Pressure is mounting on the Government to implement a universal ban on plastic bags following Countdown's move to go bag-free at all of its 184 stores by the end of next year.
The supermarket giants' decision will result in 350 million fewer shopping bags ending up in the environment every year.
Retail NZ General Manager for Public Affairs, Greg Harford, said it's not up to businesses to lead the fight against plastic pollution.
He said government legislation is key in banning plastic bags from supermarkets.
"The best way to resolve the issue of plastic bags is to have a uniform, universal approach that applies through all parts of the retail sector and government is the only party that can actually arrange for that to happen through regulation."
Harford said the country is lagging in the war against plastic pollution and believes voluntary approach doesn't give retailers an incentive to go bag-free.
"We'd like to see government show some leadership, introduce some legislation requiring at the least a minimum charge for plastic bags, that would be in line with what has happened internationally and there is no good reason for the government not to act."
Wellington's mayor Justin Lester agrees.
He has led the call from councils for the government to impose a mandatory charge on plastic bags.
He said people have thrown tremendous support behind the cause.

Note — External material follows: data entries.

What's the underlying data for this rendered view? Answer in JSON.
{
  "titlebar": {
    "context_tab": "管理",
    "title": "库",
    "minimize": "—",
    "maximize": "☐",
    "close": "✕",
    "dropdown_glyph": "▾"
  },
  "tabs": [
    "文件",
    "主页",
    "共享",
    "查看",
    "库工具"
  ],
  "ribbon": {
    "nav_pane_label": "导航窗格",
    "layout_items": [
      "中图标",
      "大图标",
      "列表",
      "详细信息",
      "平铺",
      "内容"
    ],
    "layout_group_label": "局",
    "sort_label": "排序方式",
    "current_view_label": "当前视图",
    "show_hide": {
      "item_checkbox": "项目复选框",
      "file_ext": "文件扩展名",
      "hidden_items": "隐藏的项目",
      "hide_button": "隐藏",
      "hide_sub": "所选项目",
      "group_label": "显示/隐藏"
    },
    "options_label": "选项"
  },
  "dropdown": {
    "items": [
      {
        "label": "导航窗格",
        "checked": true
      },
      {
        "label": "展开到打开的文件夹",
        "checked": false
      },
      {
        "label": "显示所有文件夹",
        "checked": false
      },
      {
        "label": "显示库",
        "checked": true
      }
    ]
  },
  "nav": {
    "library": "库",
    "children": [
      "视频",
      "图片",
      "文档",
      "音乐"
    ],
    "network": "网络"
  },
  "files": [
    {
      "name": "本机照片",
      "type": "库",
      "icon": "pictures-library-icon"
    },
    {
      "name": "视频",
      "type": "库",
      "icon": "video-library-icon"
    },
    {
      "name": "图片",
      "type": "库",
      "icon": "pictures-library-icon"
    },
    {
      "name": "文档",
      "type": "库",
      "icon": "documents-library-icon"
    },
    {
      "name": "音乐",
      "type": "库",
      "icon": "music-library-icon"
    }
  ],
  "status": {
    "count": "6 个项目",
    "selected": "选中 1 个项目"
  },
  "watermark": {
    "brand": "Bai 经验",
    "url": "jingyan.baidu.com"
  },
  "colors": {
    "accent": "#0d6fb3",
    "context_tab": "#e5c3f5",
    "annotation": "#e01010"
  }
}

"Not just Wellingtonian's, all across New Zealand, I think we went out to all mayor's and chairs across the country and all but four of them supported getting rid of plastic bags."
Lester said Countdown's move is a step in the right direction.
"I want to see a New Zealand that has the environment at it's core. We don't want to see situations where we've got all of our plastic bags floating off in the wind and into the ocean, that's not great and this is a small thing we can do to make a difference."